Terapi Erythropoietic-Stimulating Agent


Sejak persetujuan FDA dari epoetin alfa pada tahun 1989, terapi ESA telah menjadi bagian integral dari
perawatan untuk pasien dengan CKD. ESA yang tersedia di Amerika Serikat termasuk epoetin alfa
(didistribusikan sebagai Epogen dan Procrit), dan darbepoetin alfa (Aranesp). Peginesatide, peptida
pegilasi sintetik yang tidak memiliki homologi urutan asam amino terhadap erythropoietin, tersedia pada
Maret 2012 dan disetujui untuk digunakan pada pasien dialisis, tetapi ditarik dari pasar pada awal 2013
karena laporan efek samping yang serius.
Mekanisme kerja Epoetin alfa adalah glikoprotein yang diproduksi oleh teknologi DNA rekombinan yang
memiliki urutan asam amino yang sama dengan eritropoietin endogen.
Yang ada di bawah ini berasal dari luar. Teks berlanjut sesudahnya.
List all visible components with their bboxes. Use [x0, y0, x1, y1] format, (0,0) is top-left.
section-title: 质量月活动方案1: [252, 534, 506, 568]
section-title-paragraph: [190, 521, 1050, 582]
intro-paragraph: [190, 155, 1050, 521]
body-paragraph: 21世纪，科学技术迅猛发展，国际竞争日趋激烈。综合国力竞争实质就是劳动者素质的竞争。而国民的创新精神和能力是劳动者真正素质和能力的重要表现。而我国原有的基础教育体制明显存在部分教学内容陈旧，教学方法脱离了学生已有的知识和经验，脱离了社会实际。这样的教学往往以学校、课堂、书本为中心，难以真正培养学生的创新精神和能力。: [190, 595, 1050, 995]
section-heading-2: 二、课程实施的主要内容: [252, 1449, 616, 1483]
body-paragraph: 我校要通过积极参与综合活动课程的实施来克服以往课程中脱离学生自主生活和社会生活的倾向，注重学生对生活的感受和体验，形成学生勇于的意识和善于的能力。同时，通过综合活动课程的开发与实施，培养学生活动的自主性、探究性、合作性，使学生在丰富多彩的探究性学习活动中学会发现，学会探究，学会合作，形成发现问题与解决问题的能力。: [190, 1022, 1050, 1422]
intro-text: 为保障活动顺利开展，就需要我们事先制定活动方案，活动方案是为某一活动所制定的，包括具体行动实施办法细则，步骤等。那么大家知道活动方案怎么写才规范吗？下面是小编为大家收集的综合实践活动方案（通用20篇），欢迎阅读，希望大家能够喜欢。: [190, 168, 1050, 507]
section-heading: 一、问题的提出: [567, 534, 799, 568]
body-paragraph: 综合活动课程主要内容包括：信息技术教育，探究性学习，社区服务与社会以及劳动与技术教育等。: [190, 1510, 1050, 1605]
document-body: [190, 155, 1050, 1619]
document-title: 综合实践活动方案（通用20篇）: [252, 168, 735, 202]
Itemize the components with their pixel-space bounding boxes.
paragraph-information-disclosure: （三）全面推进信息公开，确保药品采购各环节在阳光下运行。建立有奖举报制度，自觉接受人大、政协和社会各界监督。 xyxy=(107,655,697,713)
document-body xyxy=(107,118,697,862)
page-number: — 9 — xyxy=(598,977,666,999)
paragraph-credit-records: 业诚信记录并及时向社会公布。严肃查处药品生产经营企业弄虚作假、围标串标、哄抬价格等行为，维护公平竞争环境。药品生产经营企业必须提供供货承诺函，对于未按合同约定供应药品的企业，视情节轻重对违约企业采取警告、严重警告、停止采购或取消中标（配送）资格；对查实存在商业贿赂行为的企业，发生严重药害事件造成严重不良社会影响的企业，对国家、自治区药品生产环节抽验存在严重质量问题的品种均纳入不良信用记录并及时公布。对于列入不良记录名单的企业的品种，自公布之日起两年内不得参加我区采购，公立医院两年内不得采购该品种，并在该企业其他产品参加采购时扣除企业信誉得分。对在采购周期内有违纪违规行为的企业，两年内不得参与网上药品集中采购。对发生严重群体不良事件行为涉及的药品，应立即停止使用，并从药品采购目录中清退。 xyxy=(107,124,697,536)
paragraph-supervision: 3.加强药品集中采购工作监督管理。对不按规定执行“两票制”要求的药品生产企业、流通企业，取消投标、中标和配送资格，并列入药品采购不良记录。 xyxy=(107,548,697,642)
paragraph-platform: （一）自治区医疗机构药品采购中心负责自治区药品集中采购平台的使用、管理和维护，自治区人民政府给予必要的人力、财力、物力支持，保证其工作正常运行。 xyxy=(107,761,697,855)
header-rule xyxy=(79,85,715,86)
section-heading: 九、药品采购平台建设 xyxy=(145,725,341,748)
Darbepoetin alfa memiliki dua
rantai karbohidrat tambahan N-linked yang mengurangi afinitas untuk reseptor erythropoietin, tetapi
menghasilkan durasi aktivitas yang lebih lama dibandingkan dengan erythropoietin. Semua ESA memiliki
aktivitas biologis yang sama dengan eritropoietin endogen di mana mereka mengikat dan mengaktifkan
reseptor erythropoietin untuk merangsang eritropoiesis.

Efek samping ESA


Hipertensi adalah efek samping yang paling umum dilaporkan dengan ESA dan mungkin terkait dengan
tingkat kenaikan Hb. Protokol yang ditetapkan dalam beberapa pengaturan klinis merekomendasikan
menahan terapi ESA jika tekanan darah di atas ambang batas yang ditentukan. Pedoman KDOQI untuk
anemia tidak merekomendasikan pemotongan terapi ESA untuk peningkatan tekanan darah, tetapi
sebaliknya menganjurkan penggunaan obat antihipertensi dan dialisis yang lebih bijaksana untuk
mengontrol tekanan darah; namun, menurut pelabelan produk yang disetujui FDA, ESA tidak boleh
digunakan pada mereka dengan tekanan darah yang tidak terkontrol. Kejang telah terjadi pada pasien
yang diobati dengan epoetin, terutama dalam 90 hari pertama terapi awal. Trombosis akses vaskular
mungkin juga lebih sering selama terapi ESA. Potensi efek samping ini memerlukan pemantauan ketat
terhadap laju peningkatan Hb, perubahan tekanan darah, dan gejala neurologis setelah memulai terapi
atau perubahan dalam dosis ESA.
Algoritma

Transfusi dan Terapi Tambahan


Transfusi sel darah merah membawa banyak risiko dan oleh karena itu hanya boleh digunakan dalam
situasi tertentu, seperti manajemen akut anemia simptomatik, setelah kehilangan darah akut yang
signifikan, dan sebelum prosedur bedah yang membawa risiko tinggi kehilangan darah, dengan tujuan
mencegah oksigenasi jaringan yang tidak adekuat atau gagal jantung. Suplementasi L-Carnitine dan
vitamin C sebelumnya disarankan sebagai terapi tambahan anemia yang terkait dengan penyakit ginjal,
tetapi tidak direkomendasikan karena kurangnya bukti yang mendukung perbaikan manajemen anemia
dengan terapi-terapi ini.

Evaluasi hasil terapi


Status zat besi harus dinilai setidaknya setiap 3 bulan pada pasien yang menerima rejimen ESA stabil atau
untuk pasien hemodialisis yang tidak diterapi dengan ESA untuk mendeteksi defisiensi besi sebagai
penyebab anemia. Status zat besi harus dipantau lebih sering (mis., Setiap bulan) saat memulai atau
meningkatkan dosis ESA, mengikuti rangkaian zat besi IV, atau ketika faktor lain menempatkan pasien
pada risiko kehilangan zat besi (misalnya, perdarahan). Untuk semua ESA, dosis awal dan penyesuaian
selanjutnya harus ditentukan oleh tingkat Hb pasien dan tingkat peningkatan Hb yang diamati. Pada
pasien dengan anemia yang tidak diterapi dengan ESA, kadar Hb harus dipantau minimal setiap 3 bulan
pada tahap 3 sampai 5 pasien CKD yang tidak memerlukan hemodialisis dan setidaknya setiap bulan pada
pasien hemodialisis.42 Hb harus dipantau setidaknya setiap bulan (mingguan disukai) pada pasien yang
memulai terapi ESA sampai Hb stabil. Setelah Hb stabil, frekuensi pemantauan yang direkomendasikan
adalah bulanan pada pasien dialisis dan setiap 3 bulan pada pasien CKD nondialysis.